MORGANTOWN —
Back there a couple of years ago, when the word came that tall, lean Aaric Murray was transferring from LaSalle to West Virginia University, the presumption was that he would sit out the required season, play one year for Bob Huggins to prepare himself for the National Basketball Association draft and then move on.
The best-laid plans ...
That has changed and now, it appears, Murray may return next year for what would be his senior season.
“I was thinking about that yesterday,” Murray said late Monday night after having his finest game of the year, scoring 17 points with seven rebounds against No. 2 Kansas in a near upset that he almost engineered. “I don’t want to leave like this, so I’m not leaving, I guess.”

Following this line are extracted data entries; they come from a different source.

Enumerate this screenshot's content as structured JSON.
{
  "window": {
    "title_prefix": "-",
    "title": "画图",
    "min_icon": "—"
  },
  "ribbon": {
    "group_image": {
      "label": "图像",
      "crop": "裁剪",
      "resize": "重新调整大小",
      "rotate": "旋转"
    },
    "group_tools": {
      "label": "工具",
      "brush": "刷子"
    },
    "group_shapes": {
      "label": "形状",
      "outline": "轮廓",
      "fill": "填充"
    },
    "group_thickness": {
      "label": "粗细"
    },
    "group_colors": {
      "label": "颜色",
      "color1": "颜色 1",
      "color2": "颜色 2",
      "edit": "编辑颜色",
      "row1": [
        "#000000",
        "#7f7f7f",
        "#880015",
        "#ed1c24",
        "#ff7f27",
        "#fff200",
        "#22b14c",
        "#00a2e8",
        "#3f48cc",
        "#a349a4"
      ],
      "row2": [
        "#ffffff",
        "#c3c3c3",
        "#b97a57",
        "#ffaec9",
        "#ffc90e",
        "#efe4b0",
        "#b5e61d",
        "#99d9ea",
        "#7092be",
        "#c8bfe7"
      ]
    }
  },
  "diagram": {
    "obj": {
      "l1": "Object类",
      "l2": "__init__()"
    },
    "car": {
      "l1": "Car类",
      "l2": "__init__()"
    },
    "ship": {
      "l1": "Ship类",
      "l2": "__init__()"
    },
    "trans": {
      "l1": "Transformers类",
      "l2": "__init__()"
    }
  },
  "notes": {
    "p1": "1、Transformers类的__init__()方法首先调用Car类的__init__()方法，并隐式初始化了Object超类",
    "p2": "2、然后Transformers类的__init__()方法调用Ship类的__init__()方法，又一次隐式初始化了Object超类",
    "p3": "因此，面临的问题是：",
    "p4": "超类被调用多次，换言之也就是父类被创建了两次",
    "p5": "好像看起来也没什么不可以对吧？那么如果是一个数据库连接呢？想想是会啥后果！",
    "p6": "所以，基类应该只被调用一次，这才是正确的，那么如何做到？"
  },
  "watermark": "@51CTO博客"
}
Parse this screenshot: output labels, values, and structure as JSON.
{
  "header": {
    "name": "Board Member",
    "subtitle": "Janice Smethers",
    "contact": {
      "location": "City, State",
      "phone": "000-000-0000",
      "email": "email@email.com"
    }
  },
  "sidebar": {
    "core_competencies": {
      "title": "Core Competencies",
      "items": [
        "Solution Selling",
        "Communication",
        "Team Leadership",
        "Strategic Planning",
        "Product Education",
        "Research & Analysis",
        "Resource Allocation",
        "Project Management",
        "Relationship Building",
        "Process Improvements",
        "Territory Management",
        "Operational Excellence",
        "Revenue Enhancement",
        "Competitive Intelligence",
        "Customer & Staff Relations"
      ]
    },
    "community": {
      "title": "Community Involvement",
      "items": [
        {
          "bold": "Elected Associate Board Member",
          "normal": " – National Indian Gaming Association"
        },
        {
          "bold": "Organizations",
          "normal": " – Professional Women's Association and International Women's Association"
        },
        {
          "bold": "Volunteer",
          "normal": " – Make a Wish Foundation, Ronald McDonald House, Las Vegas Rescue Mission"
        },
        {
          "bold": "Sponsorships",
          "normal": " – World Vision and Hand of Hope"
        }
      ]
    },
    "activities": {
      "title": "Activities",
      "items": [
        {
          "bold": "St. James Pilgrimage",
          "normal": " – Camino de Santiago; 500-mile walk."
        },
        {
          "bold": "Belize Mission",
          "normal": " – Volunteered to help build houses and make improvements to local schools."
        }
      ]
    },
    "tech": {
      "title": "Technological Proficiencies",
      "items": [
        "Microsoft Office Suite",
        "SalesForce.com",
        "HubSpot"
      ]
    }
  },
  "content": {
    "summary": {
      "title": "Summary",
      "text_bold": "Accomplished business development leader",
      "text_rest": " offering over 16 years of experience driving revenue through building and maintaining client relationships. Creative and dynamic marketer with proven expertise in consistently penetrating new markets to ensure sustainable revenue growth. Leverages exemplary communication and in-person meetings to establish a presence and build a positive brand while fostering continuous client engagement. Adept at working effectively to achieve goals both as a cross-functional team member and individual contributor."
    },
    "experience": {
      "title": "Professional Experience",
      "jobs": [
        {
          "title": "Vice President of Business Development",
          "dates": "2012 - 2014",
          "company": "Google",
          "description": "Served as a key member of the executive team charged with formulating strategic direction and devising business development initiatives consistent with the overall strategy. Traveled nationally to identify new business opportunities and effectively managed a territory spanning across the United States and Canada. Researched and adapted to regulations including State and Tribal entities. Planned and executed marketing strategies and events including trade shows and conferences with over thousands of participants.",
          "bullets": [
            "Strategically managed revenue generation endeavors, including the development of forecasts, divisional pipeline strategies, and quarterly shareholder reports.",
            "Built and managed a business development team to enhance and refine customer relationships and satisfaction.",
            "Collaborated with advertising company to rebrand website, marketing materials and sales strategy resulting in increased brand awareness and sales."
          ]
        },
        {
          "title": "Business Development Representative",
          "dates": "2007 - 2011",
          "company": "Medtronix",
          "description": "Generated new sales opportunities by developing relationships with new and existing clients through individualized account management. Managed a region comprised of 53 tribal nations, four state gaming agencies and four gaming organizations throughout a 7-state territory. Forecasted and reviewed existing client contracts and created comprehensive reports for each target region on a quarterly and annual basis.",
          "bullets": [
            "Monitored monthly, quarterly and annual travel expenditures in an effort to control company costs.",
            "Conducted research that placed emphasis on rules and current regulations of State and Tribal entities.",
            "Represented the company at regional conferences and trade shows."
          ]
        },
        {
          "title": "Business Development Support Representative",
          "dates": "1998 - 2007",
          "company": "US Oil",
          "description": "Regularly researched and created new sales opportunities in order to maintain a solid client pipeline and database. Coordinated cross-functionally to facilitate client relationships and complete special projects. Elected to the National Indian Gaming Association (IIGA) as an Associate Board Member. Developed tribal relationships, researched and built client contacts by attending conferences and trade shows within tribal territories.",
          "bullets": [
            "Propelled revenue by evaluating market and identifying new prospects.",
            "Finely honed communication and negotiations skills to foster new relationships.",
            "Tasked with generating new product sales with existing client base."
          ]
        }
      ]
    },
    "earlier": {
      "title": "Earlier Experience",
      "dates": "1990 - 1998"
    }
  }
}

What he meant by saying he did not want to leave “like this” was that this has been an up-and-down season, one in which he has never really fit in, an inconsistent year where he would rub his coach, Huggins, the wrong way, and Huggins would do the same with him.
Murray understood there was much to learn, but it often appeared as if maybe Huggins’ teaching methods weren’t right for him.
True, he leads the Mountaineers in scoring at 10.0 points a game, the only double-figure scorer on the team, and is tops in rebounds at 6.7 per game and in blocked shots with 31 while also being the best 3-point shooter on the team.
But he averages only 22 minutes a game and is coming off the bench, indicating that there is much production being left on the sideline.
The Kansas game was a perfect example. Murray got off to a dismal start ... and Huggins is blunt in the way he lets him know about it, as well as the media and the rest of the world.
“He was miserable to start the game. He was terrible defensively; he was terrible offensively, and I got him out,” Huggins said.
This wasn’t unusual. He and Murray have been going back and forth all season, Huggins trying to draw more and more out of Murray and Murray reacting in various manners to the prodding the coach would be doing.
“He was sitting there and I said, ‘If you want to play, just tell me. We are not going to do this,’” Huggins reported. “To his credit, which I give him a lot of credit, he came back and played pretty good and played with some enthusiasm and I think, for him, played pretty hard.”
This was important to Huggins, for it showed some growth for Murray and showed that Huggins might finally be getting through to him.
“I think, earlier in the year, he probably wouldn’t have responded that way,” Huggins said.
This, Murray admits, is true.
Huggins, you see, takes some getting used to, and it has, perhaps, taken Murray this long to figure that out.
“You can’t let coach get to you,” he said. “If he’s yelling at you, you can’t be listening to how he says things instead of what he’s saying. I think I was listening to how he was saying it and worrying about him and not about playing the game. I have to play the game.”
A player who pouts or who takes a coach’s criticism personally will have a much rougher time of it, and Murray seems to be more of a sensitive type athlete who might take Huggins’ harsh criticism personally.
Huggins, of course, doesn’t want to hear about psychology. In fact, when asked if part of the problem with Murray’s development might have been found in his approach, his answer was — well, typical Huggins.
“Here’s what I could answer. Are you asking me if I have taken some of the ignorant stuff he has done personal? No. I know that. I don’t know what he thinks,” he said.
What Huggins does believe is that Murray’s progress was retarded last year from a broken hand that kept him from practicing with the team and, through that, going through the type of interaction with the coach that he is now going through.
That is why the process has been slow.
“I don’t think they learn much by osmosis standing on the sideline,” Huggins said.
It would appear that Murray needs an additional year before heading off to attempt to play in the NBA, a year to grow stronger and improve his offensive game.
Huggins isn’t sure what Murray will do.
“That is yet to be determined. I don’t know what to tell you because I don’t know. Now is not the time of year we have those conversations,” he said.